Until the day I was told it was over. I stood outside the office, chain-smoking and cycling through an emotional roulette wheel. I was angry, because I worked hard and I was an award-winning journalist. I was devastated, as if a partner I had devoted myself to for more than a quarter of a century had suddenly told me they didn’t love me any more. I felt a crashing sense of impostor syndrome. Had I been fooling myself all these years? Was I not as good as I thought? Had I finally been found out? While everyone who worked in newspapers agreed the job was shit, we didn’t really mean it. I felt as if I had been kicked out of the best game in town.
But more than anything, I was terrified about the future. On one level, I had become institutionalised, while local newspapers were slimming down their staffing levels across the board. I was 45 – what was I going to do for the rest of my life?
On a more practical level, what was I going to do for the rest of the year? Although being assistant editor (something something) brought with it a relatively decent salary in local newspaper terms and my wife was working full-time, we had a mortgage and two small children. Also, my generally chaotic financial management, which meant we usually lurched from payday to payday, had come back to bite me on the arse with the unrelenting grip of a doberman.
My wife was more upbeat. “Now you can do what you’ve always wanted to do,” she said. “Go freelance. Work for the nationals. Do what you love: write.”
So I did. I worked for another month, drifting like a ghost around the newsroom, feeling like people were avoiding me, as though redundancy were contagious. I almost crumbled under the weight of self-doubt. I knew the decisions leading to my redundancy were financial ones, but still the thought remained: if I was any good, if anyone actually liked me, then surely someone would have fought to keep me in my job?
There was only one way to crawl out of that particular hole, and it was what my wife had told me to do: write.
So I finished work on the last Friday in May and sat down at the kitchen table on the first Monday in June and wrote. For the Guardian, the Independent, the Telegraph, magazines, websites, the BBC, pretty much anyone who would take my words. It worked well. And I did love it. But that wasn’t the life-changing thing brought on by the day I was made redundant.
In January 2016, an editor at the book publisher Orion, Sam Eades, emailed me saying she had been following my freelance journalism career with interest. She especially liked the pieces I was writing for the (now defunct) website the Pool and wondered whether I could apply the tone and voice of those pieces to a novel.
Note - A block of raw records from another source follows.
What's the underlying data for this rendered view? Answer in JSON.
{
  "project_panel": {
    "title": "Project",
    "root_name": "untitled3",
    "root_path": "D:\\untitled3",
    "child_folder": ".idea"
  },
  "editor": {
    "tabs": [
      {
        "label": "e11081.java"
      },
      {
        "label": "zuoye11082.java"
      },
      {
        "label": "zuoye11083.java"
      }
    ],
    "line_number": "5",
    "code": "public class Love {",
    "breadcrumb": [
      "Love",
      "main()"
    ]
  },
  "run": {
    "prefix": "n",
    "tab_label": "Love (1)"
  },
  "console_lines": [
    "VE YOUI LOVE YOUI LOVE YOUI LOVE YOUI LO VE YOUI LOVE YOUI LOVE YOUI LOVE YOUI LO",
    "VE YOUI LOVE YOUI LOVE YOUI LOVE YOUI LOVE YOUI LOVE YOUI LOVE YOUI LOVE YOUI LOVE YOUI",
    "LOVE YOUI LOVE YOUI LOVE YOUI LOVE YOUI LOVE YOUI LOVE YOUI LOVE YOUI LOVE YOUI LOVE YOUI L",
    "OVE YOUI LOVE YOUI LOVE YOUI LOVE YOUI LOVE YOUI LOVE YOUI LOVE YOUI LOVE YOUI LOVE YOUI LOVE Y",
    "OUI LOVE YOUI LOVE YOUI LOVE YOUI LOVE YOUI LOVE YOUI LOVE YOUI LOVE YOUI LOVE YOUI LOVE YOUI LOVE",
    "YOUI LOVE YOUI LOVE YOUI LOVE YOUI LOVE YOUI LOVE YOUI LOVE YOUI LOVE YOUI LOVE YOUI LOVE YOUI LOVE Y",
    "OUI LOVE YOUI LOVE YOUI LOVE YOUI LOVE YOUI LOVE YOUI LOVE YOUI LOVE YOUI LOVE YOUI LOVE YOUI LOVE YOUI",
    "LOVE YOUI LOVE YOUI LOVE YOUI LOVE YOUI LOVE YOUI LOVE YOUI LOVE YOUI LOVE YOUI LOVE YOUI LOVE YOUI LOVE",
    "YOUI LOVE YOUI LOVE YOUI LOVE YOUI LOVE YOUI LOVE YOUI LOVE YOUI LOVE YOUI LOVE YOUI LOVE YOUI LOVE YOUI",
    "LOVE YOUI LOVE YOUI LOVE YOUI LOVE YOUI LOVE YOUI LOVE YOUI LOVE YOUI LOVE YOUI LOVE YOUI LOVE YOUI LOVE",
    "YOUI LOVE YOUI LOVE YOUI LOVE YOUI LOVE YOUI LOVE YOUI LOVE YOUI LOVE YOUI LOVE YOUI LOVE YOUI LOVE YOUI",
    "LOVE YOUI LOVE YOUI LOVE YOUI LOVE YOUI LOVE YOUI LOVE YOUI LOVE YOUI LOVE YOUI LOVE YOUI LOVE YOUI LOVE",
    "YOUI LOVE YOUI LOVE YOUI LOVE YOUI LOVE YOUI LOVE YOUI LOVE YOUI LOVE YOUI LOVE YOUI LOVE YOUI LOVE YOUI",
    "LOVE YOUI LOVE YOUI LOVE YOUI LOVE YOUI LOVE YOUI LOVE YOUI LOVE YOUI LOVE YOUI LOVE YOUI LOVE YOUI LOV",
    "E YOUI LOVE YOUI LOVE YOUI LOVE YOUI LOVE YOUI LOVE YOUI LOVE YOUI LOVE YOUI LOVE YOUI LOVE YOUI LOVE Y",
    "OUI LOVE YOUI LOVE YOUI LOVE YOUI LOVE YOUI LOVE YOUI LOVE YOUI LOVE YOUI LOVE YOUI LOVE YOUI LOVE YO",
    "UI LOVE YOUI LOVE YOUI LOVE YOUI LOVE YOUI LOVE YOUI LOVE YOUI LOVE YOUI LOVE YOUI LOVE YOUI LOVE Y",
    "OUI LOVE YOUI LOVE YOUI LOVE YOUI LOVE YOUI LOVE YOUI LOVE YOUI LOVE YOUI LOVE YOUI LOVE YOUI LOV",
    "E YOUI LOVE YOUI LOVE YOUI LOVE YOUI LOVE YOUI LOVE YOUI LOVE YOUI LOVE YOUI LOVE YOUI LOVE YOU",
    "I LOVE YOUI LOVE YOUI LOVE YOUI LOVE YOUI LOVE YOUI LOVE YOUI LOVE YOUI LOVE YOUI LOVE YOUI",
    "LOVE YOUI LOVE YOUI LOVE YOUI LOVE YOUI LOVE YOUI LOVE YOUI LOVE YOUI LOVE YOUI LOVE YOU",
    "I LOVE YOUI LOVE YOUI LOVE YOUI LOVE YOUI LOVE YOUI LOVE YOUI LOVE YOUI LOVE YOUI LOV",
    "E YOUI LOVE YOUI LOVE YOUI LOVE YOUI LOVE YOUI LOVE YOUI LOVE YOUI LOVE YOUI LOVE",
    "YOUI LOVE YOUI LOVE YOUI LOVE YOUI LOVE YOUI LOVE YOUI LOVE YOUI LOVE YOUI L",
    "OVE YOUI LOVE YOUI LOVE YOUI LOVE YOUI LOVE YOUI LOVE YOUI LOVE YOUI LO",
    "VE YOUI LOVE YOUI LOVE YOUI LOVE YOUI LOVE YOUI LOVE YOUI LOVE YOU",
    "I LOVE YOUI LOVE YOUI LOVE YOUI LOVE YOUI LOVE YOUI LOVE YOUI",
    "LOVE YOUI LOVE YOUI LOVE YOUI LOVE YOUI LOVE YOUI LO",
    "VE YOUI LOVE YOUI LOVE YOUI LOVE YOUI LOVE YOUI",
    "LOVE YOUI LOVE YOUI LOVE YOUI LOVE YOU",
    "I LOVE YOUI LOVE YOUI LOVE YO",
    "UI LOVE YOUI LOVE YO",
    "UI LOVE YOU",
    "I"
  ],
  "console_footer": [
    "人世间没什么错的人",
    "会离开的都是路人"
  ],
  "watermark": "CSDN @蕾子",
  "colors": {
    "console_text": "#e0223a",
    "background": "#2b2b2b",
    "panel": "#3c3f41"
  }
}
Of course, I said yes. I went away and put together a proposal, about a curmudgeonly man who ends up on the first solo, one-way flight to Mars by a combination of accident and circumstance, and how his erroneous contact with a family in dire straits in Wigan brings redemption and triumph and leaves not a dry eye in the house. It was a weird, funny and sad little book When I had finished the final draft, I asked Sam: “Is this actually any good?” “I don’t know,” she said. “But I like it.”
Calling Major Tom sold to 12 foreign territories, became a word-of-mouth hit and racked up some good sales. It led to a new career writing commercial fiction. My fourth book for Orion, a darkish sort-of romcom called The Handover, was published in the UK this year and will appear in the US next year, along with a novel I have just written in the Alien franchise universe.
It is a terrible old cliche to say that redundancy was the best thing to happen to me, but I am an old-school hack at heart, so there it is.